I am trying to compute mean and variance of the stochastic process $X_t$, which is a Brownian bridge from x to y, in the time-interval $[t,T]$.
$$X_t = y + (x-y)(\frac{T-t}{T})^k+\sigma\int_0^t(\frac{T-t}{T-s})^kdW_s$$
For the mean I try to argue like this: $$E[X_t] = y+ (x-y)(\frac{T-t}{T})^k+E[\sigma\int_0^t(\frac{T-t}{T-s})^kdW_s]=y+ (x-y)(\frac{T-t}{T})^k$$ since $E[\sigma\int_0^t(\frac{T-t}{T-s})^kdW_s]\leq E[\sigma\int_0^t(\frac{T-t}{T-t})^kdW_s]=E[\sigma\int_0^tdW_s]=0$, considering $s\leq t \leq T$.

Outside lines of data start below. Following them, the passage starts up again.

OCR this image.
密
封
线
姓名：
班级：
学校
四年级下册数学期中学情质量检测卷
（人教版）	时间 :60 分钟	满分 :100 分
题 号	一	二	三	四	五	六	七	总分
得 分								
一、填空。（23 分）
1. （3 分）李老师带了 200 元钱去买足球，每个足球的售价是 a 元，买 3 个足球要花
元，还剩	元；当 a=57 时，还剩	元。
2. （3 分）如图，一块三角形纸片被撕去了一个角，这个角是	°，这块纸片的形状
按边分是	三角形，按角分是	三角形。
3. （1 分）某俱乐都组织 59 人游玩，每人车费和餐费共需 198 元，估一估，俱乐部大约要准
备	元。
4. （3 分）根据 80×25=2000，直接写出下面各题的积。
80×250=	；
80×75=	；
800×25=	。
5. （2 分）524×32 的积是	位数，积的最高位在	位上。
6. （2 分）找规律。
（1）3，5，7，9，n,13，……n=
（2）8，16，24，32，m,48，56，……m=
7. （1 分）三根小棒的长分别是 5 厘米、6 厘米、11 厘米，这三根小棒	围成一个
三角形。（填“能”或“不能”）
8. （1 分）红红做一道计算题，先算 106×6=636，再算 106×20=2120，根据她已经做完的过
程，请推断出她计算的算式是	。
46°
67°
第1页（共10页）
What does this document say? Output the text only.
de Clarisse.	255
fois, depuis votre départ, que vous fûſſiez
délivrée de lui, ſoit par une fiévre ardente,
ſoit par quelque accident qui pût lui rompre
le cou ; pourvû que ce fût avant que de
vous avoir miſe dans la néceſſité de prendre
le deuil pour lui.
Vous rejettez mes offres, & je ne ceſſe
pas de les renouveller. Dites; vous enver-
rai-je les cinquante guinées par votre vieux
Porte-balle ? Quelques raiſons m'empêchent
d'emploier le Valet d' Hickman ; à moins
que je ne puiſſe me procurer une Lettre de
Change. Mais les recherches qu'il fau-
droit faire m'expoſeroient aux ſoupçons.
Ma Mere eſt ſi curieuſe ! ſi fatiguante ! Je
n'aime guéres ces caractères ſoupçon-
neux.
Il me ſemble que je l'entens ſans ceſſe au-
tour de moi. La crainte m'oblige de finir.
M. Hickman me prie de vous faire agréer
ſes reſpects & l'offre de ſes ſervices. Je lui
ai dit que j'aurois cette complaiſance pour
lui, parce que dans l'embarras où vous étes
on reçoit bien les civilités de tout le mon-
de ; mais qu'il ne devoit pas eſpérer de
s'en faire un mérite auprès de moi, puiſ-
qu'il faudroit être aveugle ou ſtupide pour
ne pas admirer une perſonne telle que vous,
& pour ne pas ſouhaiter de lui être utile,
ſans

Computing the variance, I am stuck the following way: $$E[X_t^2]=E[( y + (x-y)(\frac{T-t}{T})^k+\sigma\int_0^t(\frac{T-t}{T-s})^kdW_s)^2]$$ multiplying out $(a+c+b)^2$ will create a lot of terms: $$E[yy + y(x-y)(\frac{T-t}{T})^k+y\sigma\int_0^t(\frac{T-t}{T-s})^kdW_s + \\ y(x-y)(\frac{T-t}{T})^k + (x-y)^2(\frac{T-t}{T})^{2k}+(x-y)(\frac{T-t}{T})^k\sigma\int_0^t(\frac{T-t}{T-s})^kdW_s] + \\ ... $$
Is there a direct way to solve this?
Note that the Itô integral is not monotone, i.e. $f \leq g$ does not imply $$\int_0^t f(s) \, dW_s \leq \int_0^t g(s) \, dW_s$$ and therefore the estimate used for the calculation of the expectation does not work out. Instead, use that
$$(t,\omega) \mapsto M_t(\omega) := \left(\int_0^t f(s) \, dB_s \right)(\omega)$$
is a martingale for any bounded (progressively measurable) function $f$. In particular $\mathbb{E}M_t = \mathbb{E}M_0$.
Concerning the variance: By definition,
$$\text{var} \, X_t = \mathbb{E}((X_t-\mathbb{E}X_t)^2) = \sigma^2 \mathbb{E} \left[\left(\int_0^t \, \left( \frac{T-t}{t-s} \right)^k \, dW_s \right)^2 \right]$$
so since you substract the mean, most of the terms vanish. Now apply Itô's isometry.